Ella estaba echándolo, junto con su metro noventa de estatura y sus noventa kilos de peso.

—¡Fuera! —repitió. Kamila sabía que estaba a segundos de una crisis. Podía sentir que esta ganaba impulso dentro de ella. En su desesperación, lo empujó por segunda vez.

Todo lo que consiguió fue que él diese un paso atrás y bajase los brazos. La magnitud de su impotencia absoluta se apoderó de ella. Mortificada, Kamila se dio la vuelta y se frotó los ojos ardientes, luchando contra el géiser que se elevaba por su garganta.

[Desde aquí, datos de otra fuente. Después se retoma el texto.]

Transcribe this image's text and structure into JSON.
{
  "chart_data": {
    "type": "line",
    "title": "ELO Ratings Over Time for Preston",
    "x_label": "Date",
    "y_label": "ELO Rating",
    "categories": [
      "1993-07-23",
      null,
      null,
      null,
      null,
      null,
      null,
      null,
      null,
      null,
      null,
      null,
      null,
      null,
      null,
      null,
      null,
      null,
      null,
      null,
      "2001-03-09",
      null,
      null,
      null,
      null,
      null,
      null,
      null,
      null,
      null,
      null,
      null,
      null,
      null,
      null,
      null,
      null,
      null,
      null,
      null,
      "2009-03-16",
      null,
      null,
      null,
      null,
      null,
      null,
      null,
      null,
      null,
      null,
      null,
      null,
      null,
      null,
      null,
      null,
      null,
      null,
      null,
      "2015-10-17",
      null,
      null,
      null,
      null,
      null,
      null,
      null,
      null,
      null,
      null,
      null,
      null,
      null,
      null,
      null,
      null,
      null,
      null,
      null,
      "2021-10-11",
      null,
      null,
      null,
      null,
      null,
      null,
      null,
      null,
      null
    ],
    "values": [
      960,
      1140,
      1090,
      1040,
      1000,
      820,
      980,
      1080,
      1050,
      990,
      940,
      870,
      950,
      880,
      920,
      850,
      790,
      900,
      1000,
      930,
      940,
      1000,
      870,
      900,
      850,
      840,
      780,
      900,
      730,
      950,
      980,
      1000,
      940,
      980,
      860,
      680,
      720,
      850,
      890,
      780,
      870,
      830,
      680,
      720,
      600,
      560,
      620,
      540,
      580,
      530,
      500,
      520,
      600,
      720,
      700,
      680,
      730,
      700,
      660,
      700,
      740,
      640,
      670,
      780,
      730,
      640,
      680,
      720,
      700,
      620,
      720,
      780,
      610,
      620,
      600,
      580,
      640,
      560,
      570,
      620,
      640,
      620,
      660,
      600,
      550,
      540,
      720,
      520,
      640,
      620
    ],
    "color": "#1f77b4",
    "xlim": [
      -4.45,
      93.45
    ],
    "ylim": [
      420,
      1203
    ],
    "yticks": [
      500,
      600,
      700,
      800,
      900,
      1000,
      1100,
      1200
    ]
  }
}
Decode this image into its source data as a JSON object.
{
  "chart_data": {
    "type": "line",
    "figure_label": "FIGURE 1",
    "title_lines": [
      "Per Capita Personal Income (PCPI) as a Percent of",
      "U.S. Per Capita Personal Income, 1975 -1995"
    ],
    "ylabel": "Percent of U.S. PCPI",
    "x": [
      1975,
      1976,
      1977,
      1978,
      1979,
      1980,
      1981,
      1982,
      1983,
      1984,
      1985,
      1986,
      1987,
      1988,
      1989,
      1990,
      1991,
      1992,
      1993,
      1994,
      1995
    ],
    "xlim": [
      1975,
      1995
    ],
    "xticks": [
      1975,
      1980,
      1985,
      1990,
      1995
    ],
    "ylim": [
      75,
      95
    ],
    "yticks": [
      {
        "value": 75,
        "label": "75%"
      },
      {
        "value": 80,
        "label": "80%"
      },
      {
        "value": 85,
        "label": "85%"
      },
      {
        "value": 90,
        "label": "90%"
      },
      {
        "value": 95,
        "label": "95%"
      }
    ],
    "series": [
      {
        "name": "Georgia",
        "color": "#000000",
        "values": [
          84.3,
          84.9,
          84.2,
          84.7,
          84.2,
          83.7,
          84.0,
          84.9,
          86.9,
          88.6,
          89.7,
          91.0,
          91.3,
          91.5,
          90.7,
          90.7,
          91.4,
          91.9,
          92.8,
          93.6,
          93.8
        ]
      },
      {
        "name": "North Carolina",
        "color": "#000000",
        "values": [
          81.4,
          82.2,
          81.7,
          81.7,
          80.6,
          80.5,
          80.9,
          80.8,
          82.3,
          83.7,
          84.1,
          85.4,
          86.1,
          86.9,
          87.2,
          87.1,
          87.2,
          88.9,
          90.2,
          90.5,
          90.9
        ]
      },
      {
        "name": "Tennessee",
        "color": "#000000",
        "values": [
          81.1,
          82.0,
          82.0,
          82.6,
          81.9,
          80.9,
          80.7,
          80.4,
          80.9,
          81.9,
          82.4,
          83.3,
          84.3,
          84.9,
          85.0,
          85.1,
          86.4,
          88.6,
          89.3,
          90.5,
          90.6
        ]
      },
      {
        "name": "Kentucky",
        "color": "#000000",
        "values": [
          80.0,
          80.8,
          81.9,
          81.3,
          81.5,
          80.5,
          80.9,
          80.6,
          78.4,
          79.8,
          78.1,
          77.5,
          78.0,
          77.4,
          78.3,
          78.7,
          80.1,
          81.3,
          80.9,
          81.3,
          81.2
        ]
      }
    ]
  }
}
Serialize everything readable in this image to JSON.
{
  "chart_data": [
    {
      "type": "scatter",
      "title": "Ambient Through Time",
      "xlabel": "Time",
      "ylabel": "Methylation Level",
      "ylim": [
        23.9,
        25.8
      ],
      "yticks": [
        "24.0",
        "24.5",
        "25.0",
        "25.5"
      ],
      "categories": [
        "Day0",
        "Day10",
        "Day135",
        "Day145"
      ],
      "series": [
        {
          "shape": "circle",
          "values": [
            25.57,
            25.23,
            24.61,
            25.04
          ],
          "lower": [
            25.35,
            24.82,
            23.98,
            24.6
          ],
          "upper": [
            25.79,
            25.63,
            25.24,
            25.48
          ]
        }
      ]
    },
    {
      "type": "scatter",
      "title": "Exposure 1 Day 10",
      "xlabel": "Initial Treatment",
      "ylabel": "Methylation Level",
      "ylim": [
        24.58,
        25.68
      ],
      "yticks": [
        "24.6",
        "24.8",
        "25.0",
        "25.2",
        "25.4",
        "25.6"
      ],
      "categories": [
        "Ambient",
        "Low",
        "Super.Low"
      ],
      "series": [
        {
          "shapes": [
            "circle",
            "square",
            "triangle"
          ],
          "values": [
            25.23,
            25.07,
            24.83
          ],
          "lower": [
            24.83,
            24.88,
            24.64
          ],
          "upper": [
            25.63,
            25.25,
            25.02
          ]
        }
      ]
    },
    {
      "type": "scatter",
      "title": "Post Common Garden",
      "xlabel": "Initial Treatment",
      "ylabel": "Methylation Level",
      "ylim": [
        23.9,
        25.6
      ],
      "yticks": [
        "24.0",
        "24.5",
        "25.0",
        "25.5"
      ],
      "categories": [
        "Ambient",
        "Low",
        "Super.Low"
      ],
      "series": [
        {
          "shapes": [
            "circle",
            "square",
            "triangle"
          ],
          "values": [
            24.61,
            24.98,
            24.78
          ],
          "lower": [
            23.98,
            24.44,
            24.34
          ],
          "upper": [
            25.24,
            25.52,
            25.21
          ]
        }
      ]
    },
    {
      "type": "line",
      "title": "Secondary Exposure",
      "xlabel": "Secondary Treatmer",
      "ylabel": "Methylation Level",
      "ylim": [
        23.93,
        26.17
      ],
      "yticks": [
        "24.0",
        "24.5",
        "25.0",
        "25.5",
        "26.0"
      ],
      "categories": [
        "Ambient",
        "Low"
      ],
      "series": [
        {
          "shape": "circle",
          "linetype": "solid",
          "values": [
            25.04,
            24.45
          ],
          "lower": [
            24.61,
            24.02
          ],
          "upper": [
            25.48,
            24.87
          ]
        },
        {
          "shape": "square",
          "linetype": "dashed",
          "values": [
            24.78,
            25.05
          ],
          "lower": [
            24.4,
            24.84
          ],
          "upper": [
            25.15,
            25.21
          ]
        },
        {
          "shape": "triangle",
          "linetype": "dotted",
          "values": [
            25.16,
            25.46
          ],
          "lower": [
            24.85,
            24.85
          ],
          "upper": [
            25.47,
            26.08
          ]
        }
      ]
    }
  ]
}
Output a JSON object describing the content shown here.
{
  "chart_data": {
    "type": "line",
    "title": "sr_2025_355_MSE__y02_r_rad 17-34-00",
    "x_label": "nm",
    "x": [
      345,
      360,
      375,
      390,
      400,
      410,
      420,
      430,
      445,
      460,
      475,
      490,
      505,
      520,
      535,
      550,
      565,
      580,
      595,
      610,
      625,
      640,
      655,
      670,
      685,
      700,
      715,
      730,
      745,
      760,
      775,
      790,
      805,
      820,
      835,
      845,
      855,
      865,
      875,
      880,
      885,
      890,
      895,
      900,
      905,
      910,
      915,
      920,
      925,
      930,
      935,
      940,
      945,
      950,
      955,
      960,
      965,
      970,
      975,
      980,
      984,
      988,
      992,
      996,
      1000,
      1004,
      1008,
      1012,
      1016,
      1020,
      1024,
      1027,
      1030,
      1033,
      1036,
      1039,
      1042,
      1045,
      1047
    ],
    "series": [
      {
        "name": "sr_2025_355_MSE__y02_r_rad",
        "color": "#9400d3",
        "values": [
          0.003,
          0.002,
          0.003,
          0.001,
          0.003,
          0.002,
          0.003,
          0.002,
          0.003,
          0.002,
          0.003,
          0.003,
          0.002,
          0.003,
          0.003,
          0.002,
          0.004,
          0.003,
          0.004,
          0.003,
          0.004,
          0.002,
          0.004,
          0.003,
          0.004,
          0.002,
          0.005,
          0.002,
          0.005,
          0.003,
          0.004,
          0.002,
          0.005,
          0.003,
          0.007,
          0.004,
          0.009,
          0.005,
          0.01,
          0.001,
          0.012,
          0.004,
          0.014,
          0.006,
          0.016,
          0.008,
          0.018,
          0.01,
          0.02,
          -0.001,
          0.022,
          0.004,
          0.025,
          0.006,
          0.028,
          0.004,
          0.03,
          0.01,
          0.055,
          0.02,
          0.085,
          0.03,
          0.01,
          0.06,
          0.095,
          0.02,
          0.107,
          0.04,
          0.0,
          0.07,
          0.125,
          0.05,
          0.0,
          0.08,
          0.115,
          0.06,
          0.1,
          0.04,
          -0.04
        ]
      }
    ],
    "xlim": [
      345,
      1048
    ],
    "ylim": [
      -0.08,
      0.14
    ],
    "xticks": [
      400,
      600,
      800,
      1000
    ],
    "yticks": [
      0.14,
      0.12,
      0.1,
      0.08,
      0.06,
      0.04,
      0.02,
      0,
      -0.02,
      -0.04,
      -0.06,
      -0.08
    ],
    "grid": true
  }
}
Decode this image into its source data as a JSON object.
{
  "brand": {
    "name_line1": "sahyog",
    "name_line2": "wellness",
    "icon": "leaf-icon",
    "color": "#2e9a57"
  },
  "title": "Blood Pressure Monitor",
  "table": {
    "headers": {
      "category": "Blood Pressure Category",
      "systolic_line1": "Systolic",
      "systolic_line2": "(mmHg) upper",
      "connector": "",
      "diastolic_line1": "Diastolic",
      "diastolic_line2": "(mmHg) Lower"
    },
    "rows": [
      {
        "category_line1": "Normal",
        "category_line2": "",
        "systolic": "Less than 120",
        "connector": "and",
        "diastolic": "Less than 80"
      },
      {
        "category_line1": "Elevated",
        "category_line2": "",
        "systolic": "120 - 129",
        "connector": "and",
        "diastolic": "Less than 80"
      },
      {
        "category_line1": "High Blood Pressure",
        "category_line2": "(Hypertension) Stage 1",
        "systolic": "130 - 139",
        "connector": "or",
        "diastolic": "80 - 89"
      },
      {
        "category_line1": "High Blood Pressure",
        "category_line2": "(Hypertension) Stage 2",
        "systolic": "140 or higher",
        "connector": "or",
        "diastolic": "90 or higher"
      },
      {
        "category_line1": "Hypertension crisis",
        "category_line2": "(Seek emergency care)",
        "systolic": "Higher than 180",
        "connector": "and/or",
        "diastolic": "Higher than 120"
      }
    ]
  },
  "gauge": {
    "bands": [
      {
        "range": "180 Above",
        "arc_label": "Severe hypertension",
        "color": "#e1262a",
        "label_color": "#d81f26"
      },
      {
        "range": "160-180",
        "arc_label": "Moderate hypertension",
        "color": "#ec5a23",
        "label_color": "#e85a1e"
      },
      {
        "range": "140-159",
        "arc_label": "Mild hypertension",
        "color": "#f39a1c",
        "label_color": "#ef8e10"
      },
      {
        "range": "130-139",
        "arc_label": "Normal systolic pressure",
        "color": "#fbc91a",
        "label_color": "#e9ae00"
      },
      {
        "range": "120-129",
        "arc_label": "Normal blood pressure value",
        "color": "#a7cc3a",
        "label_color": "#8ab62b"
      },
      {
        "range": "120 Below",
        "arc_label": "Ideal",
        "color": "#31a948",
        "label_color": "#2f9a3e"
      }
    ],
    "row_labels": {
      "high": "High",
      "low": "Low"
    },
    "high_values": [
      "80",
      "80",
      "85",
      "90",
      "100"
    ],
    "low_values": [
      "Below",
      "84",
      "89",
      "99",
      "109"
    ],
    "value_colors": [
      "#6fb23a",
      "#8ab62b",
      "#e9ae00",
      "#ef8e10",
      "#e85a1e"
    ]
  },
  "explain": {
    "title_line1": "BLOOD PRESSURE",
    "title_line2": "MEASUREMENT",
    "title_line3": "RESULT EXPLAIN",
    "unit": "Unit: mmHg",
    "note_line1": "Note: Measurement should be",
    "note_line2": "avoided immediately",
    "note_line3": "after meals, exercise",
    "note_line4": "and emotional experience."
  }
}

Un silencio incómodo invadió el pequeño espacio, hasta que le escapó un torturado sollozo. Sus pulmones convulsionaron. No podría enfrentarse a él. La hostilidad de Mike se sumó al miedo con el que había vivido estas últimas semanas. Los últimos y horribles momentos de Eiker y su casi choque con una bomba de esa mañana, se unieron en una tormenta que se desató sobre ella con furia.

Sonaba como si alguien más estuviera llorando mientras sucumbía al diluvio. Y Mike había tirado por la borda su único consuelo, condenándola a pesadillas en las que imaginaba su propia muerte violenta a manos de un terrorista sin rostro. ¿Cómo pudo hacerle eso a ella este bastardo sin corazón?

Por encima de su llanto desgarrador, percibió un suspiro de sufrimiento.

Al instante, unas manos firmes se posaron sobre sus hombros y la arrastraron hacia delante. A regañadientes, dejó que él la atrajese hacia su cuerpo rígido, pero cálido. La envolvió en un abrazo y la sujetó con seguridad y firmeza.

—Está bien —murmuró él con voz apagada—. Te sentirás mejor una vez que lo elimines del todo.

Se refería a la medicina, adivinó ella, con una oleada de resentimiento. ¿Cómo podía pensar que era una yonqui? Gimió indignada y trató de agarrarlo de la chaqueta para hacerle entrar en razón, pero, en su lugar, se aferró más a él.

Intentar obtener consuelo de un hombre tan endurecido era una lección de futilidad. Pero nada había tenido sentido durante las últimas dos semanas. Como mucho, era un ancla que la sostenía con fuerza frente a las aguas turbias que amenazaban con barrerla.

Poco a poco, sus sollozos se fueron espaciando, hasta recuperar su autocontrol.

Haciendo acopio de dignidad, Kamila se secó las lágrimas, respiró hondo y dio un paso atrás. 

—Lo siento —se disculpó, con la vista fija en las grietas del suelo de baldosas, consciente de su escrutinio implacable.

—Pasará en un día o dos —declaró él por fin. Después, miró a la taza del inodoro, donde las píldoras se habían disuelto, y la dejó allí de pie, amargamente humillada, sintiéndose como una drogadicta en rehabilitación.

«Que te jodan», pensó Kamila, antes de verlo desaparecer.